DETROIT, MI–Any single person in their 30s knows what it’s like to watch their friends break off and pair off, some to the point where they feel like they’re the last one standing. The societal pressure to settle down is intense, but is marriage ultimately worth it? This is the question that Stephen Sondheim and George Furth’s musical comedy “Company” seeks to answer, now playing at Detroit’s Fisher Theatre until Oct. 29.

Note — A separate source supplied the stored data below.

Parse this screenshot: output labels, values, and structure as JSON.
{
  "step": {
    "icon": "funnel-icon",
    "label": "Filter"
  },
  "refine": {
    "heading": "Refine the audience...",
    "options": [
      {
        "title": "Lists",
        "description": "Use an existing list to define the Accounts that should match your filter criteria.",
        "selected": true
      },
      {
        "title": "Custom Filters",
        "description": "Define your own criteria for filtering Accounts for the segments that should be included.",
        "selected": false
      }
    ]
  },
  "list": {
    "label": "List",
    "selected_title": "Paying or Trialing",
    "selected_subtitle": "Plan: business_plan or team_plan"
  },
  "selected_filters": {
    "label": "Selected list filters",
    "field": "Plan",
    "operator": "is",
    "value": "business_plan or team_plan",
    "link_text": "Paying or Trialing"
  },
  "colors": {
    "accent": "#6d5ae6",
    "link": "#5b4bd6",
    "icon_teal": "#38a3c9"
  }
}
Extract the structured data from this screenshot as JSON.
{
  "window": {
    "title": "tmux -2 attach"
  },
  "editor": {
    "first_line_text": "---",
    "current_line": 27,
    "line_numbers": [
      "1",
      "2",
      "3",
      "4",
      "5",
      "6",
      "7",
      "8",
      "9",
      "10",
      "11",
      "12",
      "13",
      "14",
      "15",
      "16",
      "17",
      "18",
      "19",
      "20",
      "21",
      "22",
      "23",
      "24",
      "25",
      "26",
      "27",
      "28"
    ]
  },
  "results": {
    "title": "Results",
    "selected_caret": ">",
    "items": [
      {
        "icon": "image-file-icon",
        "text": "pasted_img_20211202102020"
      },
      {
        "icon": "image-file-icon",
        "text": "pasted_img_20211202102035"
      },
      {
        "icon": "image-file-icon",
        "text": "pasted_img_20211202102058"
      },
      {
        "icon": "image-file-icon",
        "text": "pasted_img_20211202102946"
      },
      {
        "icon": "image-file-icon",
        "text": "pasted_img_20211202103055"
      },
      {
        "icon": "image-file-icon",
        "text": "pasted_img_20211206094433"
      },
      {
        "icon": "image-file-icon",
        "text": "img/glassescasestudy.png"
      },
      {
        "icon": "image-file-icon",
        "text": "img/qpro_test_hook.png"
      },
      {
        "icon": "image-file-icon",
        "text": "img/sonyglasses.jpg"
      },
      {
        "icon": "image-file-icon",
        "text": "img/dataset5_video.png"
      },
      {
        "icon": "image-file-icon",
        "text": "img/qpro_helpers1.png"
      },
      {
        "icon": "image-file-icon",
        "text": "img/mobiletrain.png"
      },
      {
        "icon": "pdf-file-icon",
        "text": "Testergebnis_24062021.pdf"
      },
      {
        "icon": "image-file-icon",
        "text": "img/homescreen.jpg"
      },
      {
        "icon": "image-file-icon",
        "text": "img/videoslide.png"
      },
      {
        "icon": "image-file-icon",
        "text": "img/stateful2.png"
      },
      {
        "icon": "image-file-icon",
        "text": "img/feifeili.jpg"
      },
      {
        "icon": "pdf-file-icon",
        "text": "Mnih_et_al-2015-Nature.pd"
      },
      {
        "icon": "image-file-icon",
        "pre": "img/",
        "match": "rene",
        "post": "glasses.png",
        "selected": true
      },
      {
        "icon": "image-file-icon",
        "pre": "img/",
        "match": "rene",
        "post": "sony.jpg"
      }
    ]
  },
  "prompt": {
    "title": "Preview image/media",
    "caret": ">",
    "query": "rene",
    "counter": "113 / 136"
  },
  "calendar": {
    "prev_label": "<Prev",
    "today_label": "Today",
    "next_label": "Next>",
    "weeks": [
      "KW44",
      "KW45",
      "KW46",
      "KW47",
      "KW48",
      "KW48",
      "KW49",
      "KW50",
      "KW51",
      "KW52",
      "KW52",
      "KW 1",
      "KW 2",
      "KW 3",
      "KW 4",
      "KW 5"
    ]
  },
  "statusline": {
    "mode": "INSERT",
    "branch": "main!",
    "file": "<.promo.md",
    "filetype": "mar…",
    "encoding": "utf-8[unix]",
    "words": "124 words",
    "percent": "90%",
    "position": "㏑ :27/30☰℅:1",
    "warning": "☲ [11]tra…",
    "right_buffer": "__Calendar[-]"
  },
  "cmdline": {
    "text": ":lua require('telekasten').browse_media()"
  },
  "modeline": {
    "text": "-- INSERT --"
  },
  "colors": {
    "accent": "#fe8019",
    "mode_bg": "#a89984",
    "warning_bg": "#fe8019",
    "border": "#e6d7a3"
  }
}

Directed by Marianne Elliott, the show is a 2021 revival of the original 1970 production and the winner of five 2022 Tony Awards, including Best Revival Of a Musical. Set in present-day New York City, its most significant update is a gender-swapped protagonist. Original bachelor “Bobby” is now “Bobbie” (Ann Arbor native Britney Coleman), a red jumpsuit-clad single woman returning from celebrating her 35th birthday with her friends – all of whom are married. The show’s title refers to Bobbie’s guests (as opposed to a business), but an apt alternative would be “Third Wheel.”

“Company” is a concept musical, told through a series of non-chronological vignettes (as opposed to a linear plot) as we meet these couples: Bickering, settled Sarah (Kathryn Allison) and Harry (James Earl Jones II) keep their marriage alive through jujitsu. Jenny (Emma Stratton) and her hopelessly square husband David (Matt Bittner) are obsessed with Bobbie’s single status. Paul (Ali Louis Bourzgui) and Jamie (Matt Rodin) are on the brink of marriage while Peter (Javier Ignacio) and Susan (Marina Kondo) are on the brink of divorce. And Joanne (Judy McLane), Bobbie’s older, caustic, cynical friend, is relishing in her third marriage, to a much younger man, Larry (Derrick Davis).

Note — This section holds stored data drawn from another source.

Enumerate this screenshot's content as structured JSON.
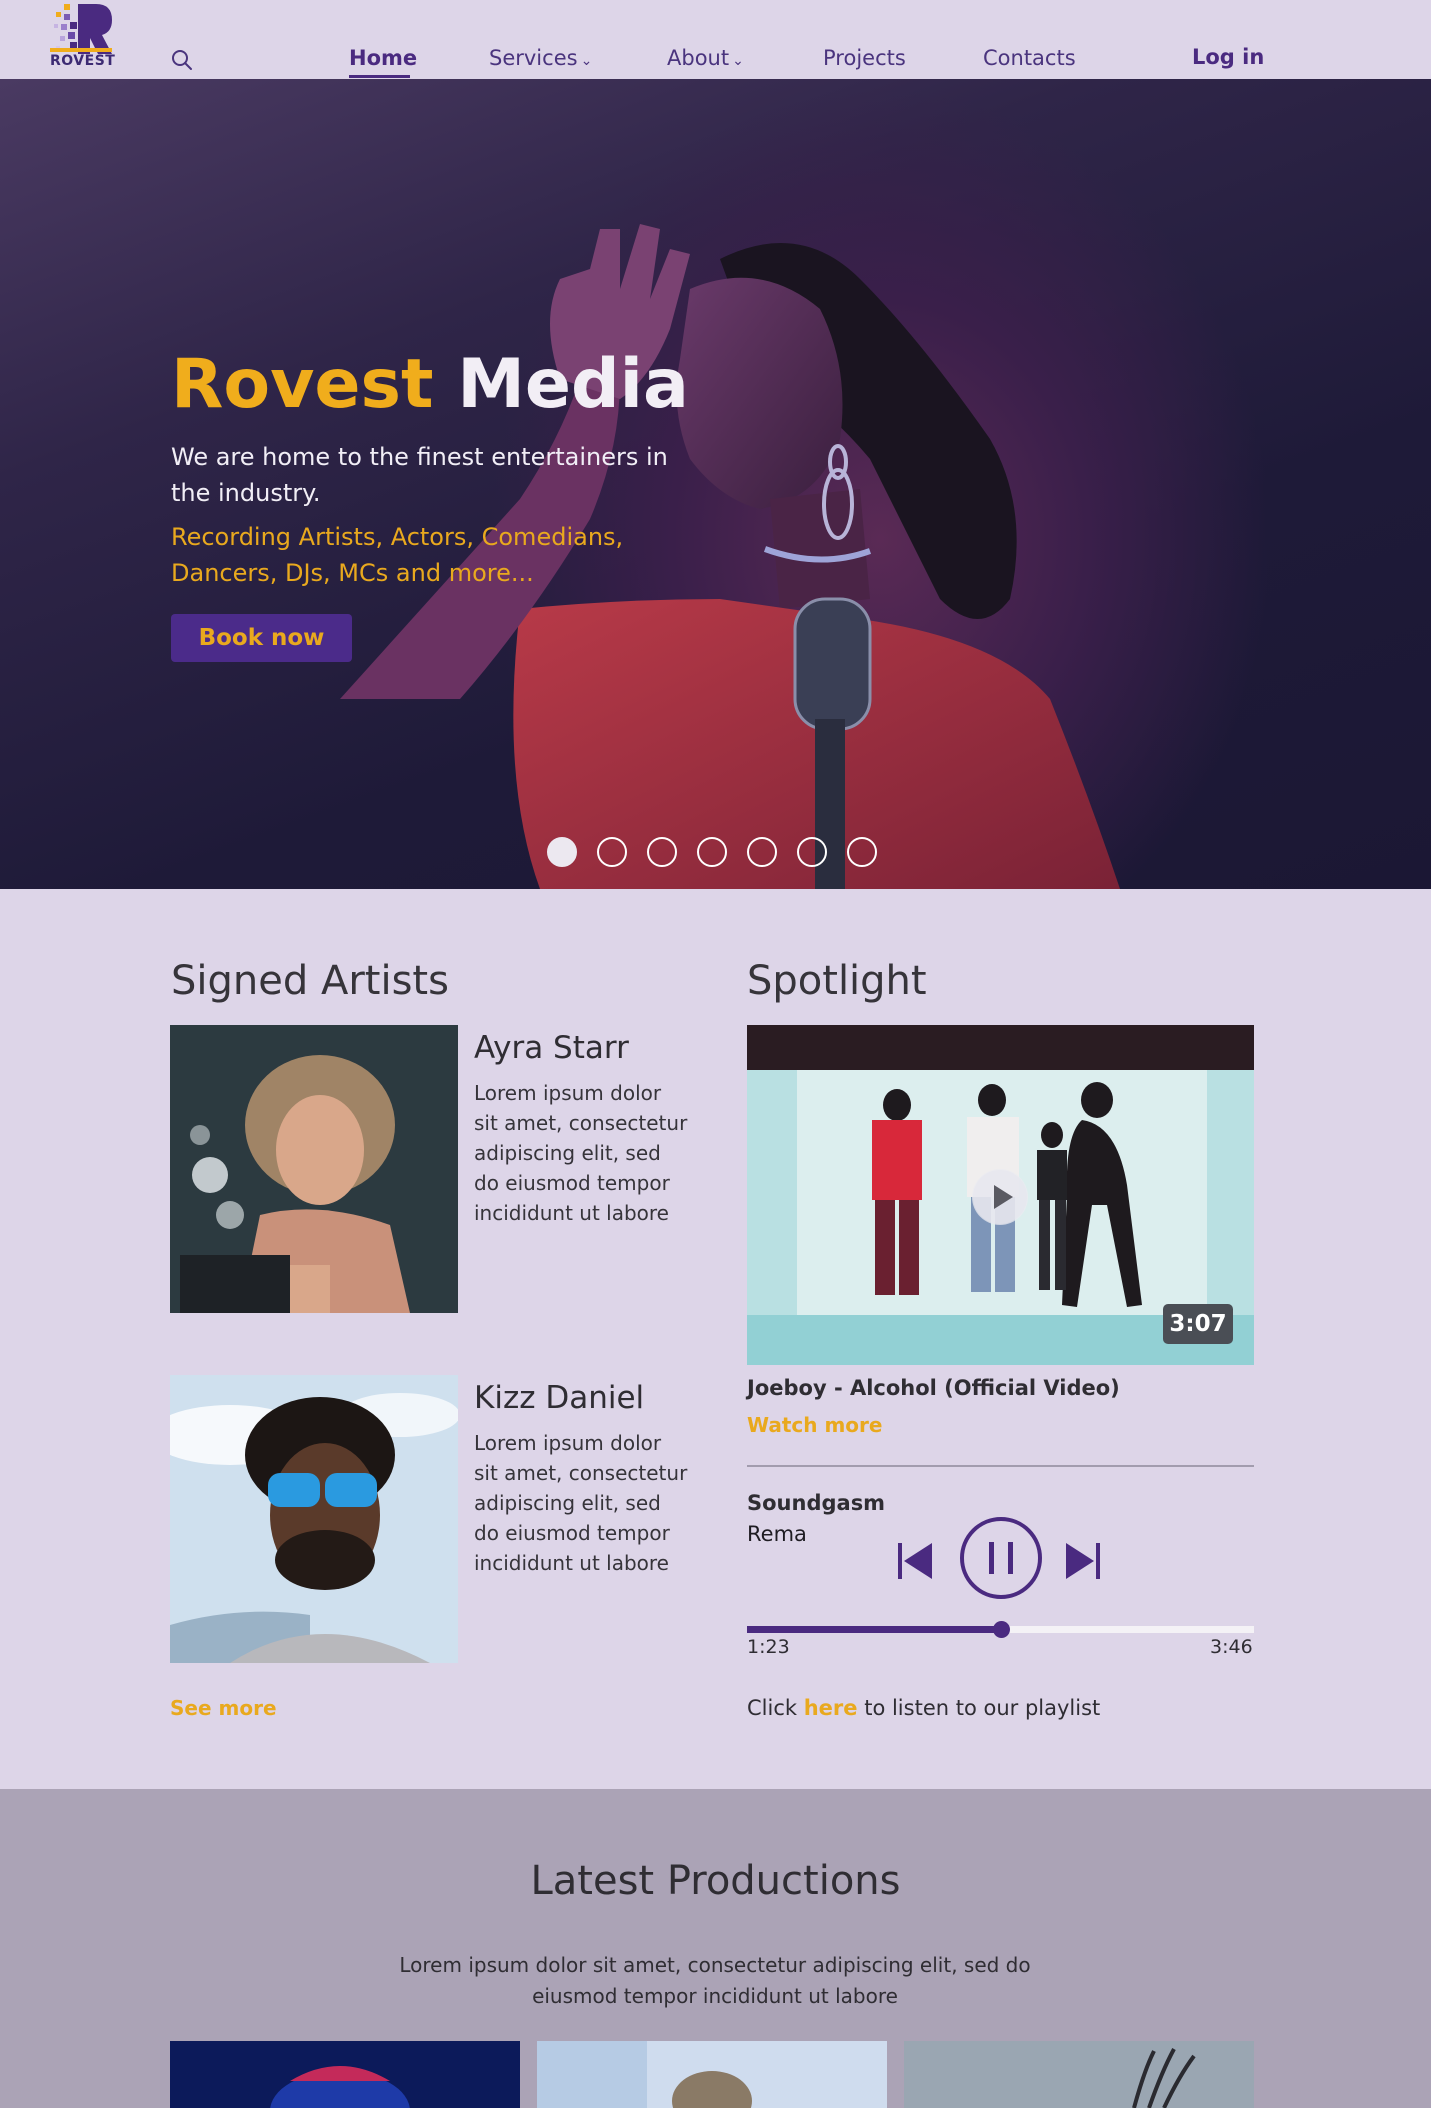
{
  "brand": {
    "logo_text": "ROVEST",
    "accent": "#f0ad1c",
    "primary": "#4a2a80",
    "background": "#ddd5e8"
  },
  "nav": {
    "search_icon": "search-icon",
    "links": [
      {
        "label": "Home",
        "active": true
      },
      {
        "label": "Services",
        "has_dropdown": true
      },
      {
        "label": "About",
        "has_dropdown": true
      },
      {
        "label": "Projects"
      },
      {
        "label": "Contacts"
      }
    ],
    "login": "Log in"
  },
  "hero": {
    "title_part1": "Rovest",
    "title_part2": "Media",
    "subtitle": "We are home to the finest entertainers in the industry.",
    "roles": "Recording Artists, Actors, Comedians, Dancers, DJs, MCs and more...",
    "cta": "Book now",
    "slides_total": 7,
    "active_slide": 1
  },
  "signed_artists": {
    "title": "Signed Artists",
    "artists": [
      {
        "name": "Ayra Starr",
        "bio": "Lorem ipsum dolor sit amet, consectetur adipiscing elit, sed do eiusmod tempor incididunt ut labore"
      },
      {
        "name": "Kizz Daniel",
        "bio": "Lorem ipsum dolor sit amet, consectetur adipiscing elit, sed do eiusmod tempor incididunt ut labore"
      }
    ],
    "see_more": "See more"
  },
  "spotlight": {
    "title": "Spotlight",
    "video": {
      "duration": "3:07",
      "title": "Joeboy - Alcohol (Official Video)",
      "watch_more": "Watch more"
    },
    "player": {
      "track": "Soundgasm",
      "artist": "Rema",
      "current_time": "1:23",
      "total_time": "3:46",
      "progress": 0.5
    },
    "playlist_prefix": "Click",
    "playlist_link": "here",
    "playlist_suffix": "to listen to our playlist"
  },
  "productions": {
    "title": "Latest Productions",
    "description": "Lorem ipsum dolor sit amet, consectetur adipiscing elit, sed do eiusmod tempor incididunt ut labore"
  }
}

Despite complications in their own relationships, Bobbie’s friends worry about her love life and urge her to settle down. Bobbie, for her part, is surprisingly kind at this often condescending and sometimes downright rude advice, as she observes the relationships of each couple and examines her own fears of settling down or being alone.

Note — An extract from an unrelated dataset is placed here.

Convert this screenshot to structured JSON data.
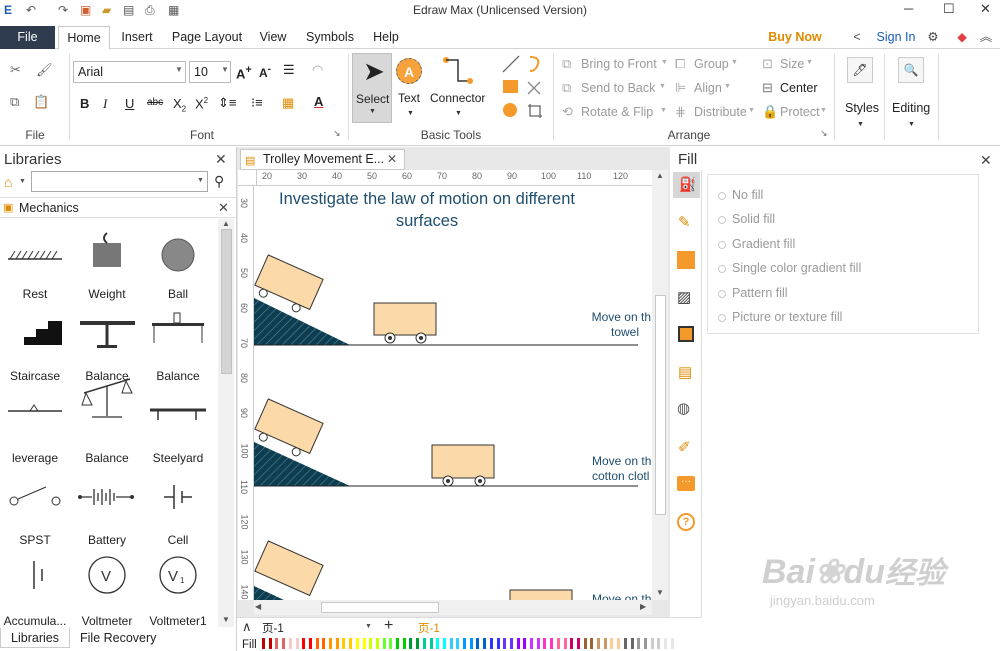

Coleman leads a diverse, charismatic ensemble cast, portraying Bobbie as a caring, fun, shared best friend, eliciting from them mixed emotions of love, pity and often jealousy at her carefree, no-strings-attached lifestyle.

“Company” is a quiet show: there are no big dance numbers, no flashy costumes, no elaborate sets. But what makes it brilliant is its exploration into the reality and complexity of romantic relationships, which rarely result in “happily ever after” post marriage.

In “Sorry-Grateful,” Bobbie asks Harry if he regrets getting married, to which the ensemble of her male friends reply:

You’re sorry-grateful,


Why look for answers

When none occur?

You always are what you always were,

Which has nothing to do with, all to do with her.

“Company’s” more well-known songs include “Side by Side,” “Ladies Who Lunch” (made famous by husky-voiced Detroit native Elaine Stritch) and “Being Alive,” its heart-breaking finale which resolves that yes – marriage may be tough, but love is what living is all about (“Alone is alone, not alive”).

Modern day audiences will likely appreciate the revival’s diverse cast, which showcases the universal experience of dating and marriage, a 180 degree turn from the original production’s all-white, all-straight representation.

While it deals with a serious subject matter, “Company” is funny, full of quirky characters and delightful banter.

In the spectacularly fast, tongue-twisting “Getting Married Today,” Rodin’s Jamie smoothly and hilariously expresses his marriage-day jitters, contrasted with beautiful, operatic interludes from an angelic priest (Kondo) expressing her joy and blessings of the impending nuptials.       

Later on, Bobbie is distracted with visions of advice from her male friends urging her to settle down, while trying to enjoy casual sex (if it is not already apparent, this is not a show for children).

“Company” will likely resonate most strongly with single people, torn between loneliness and fears of commitment, although anyone who has experienced the ups and downs of long-term relationships will likely relate as well.          

At its core, “Company” is a heartfelt show. It will make you laugh and maybe even cry, as you ponder one of life’s most complicated, crucial and often all-consuming experiences.